Saat Glim bermain sebagai penyembuh, terasa seperti dia sengaja tampil buruk.
Namun sekarang, dengan penembak jitu di tangannya, dia jauh lebih efektif—tepatnya sekitar 1,4 kali lebih baik.
“Ayo, ini aku. Aku ratu peringkat Berlian!”
“Oh-ho,” kataku, geli.
“Ratu Berlian”. Ada ciri khas tersendiri.
Saat aku dengan tenang fokus mengalahkan musuh, aku memperhatikan penampilan Glim dengan penuh minat.

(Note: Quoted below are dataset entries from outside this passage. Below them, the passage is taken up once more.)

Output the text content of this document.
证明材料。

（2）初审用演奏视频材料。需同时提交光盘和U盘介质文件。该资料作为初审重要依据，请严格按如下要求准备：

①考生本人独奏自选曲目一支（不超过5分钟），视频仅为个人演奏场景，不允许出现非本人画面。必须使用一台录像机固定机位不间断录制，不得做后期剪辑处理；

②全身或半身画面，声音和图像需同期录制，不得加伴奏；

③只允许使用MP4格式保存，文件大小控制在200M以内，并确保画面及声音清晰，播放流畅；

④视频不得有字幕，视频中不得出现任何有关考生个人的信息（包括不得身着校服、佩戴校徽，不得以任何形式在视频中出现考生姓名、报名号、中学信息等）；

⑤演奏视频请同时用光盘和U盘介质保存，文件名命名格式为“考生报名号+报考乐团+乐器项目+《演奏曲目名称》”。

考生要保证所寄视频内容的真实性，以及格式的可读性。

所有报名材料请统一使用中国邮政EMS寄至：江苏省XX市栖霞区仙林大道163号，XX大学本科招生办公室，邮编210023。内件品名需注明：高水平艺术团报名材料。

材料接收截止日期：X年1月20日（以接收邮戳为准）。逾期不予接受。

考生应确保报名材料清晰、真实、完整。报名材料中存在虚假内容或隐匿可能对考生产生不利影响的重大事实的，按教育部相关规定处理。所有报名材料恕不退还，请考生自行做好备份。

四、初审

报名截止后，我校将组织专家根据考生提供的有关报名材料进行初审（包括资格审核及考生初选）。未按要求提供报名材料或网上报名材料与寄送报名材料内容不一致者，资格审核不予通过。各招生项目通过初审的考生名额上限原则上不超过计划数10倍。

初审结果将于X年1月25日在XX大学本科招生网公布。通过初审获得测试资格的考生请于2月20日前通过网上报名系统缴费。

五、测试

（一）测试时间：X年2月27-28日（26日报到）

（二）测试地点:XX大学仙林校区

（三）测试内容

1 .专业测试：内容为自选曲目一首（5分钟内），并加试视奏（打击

“Baiklah, panjat tembok ini dan ambil sudut ini… bam!”
Dia sedang dalam elemennya, bersemangat karena kegembiraan saat dia mengoceh dan melepaskan tembakan.
[+HurryAndLeave: “Dia sangat bahagia, lol.”]
[“Hanya seorang anak polos… yang suka menembak orang dalam game, lol.”]
[“Apakah itu masih bisa disebut kepolosan? Terasa seperti kebalikannya, lol.”]
[Pepe: “Terkadang, Anda harus menembak orang dalam permainan. Tidak masalah, lol.”]
[“Lmao, ini seperti mengatakan, ‘Bukankah semua orang dengan santai menghabisi musuh di jalan?’”]
“Dia benar-benar berusaha keras,” komentarku.
“Benar sekali,” Ryu Arim setuju.
Dengan obrolan ringan seperti itu, kami diam-diam melanjutkan permainan.
Hari berikutnya.
Seperti biasa, saya berada di rumah mengerjakan beberapa ilustrasi, sesekali mengutak-atik program musik.
‘Syukurlah kolaborasi ini berakhir dengan baik kemarin.’
Saya khawatir ini akan berlarut-larut, tetapi semuanya berakhir dengan baik.
Setelah Glim terlalu bersemangat dengan penembak jitunya dan akhirnya mati enam kali berturut-turut, kepercayaan dirinya menurun.
Kami memenangkan dua permainan berikutnya, dan saya memastikan untuk mengakhiri kolaborasi saat suasananya masih positif.
Apa yang saya amati tentang Glim selama sesi tersebut adalah bahwa dia adalah orang yang benar-benar baik.
Dia juga memiliki kepribadian yang sederhana dan satu dimensi.
Itu membuat Anda ingin menjaganya, dalam satu hal.
Saat saya merenungkan hal ini, telepon saya bergetar.
Mencengangkan.
Amarah memanggil.
ℯnu𝓶𝐚.𝐢d
“Halo?”
“Ah, um… apakah kamu yakin masih tidak ingin mengunjungi studio? Aku berusaha untuk tidak mengganggumu lagi, tetapi berkas yang kamu kirim kepadaku sangat bagus.”
“Hmm…”
Dalam keadaan normal, saya akan menolak lagi.
Tetapi fakta bahwa Rage menelepon saya kembali, meskipun sebelumnya ditolak, menunjukkan betapa mendesaknya hal ini bagi mereka.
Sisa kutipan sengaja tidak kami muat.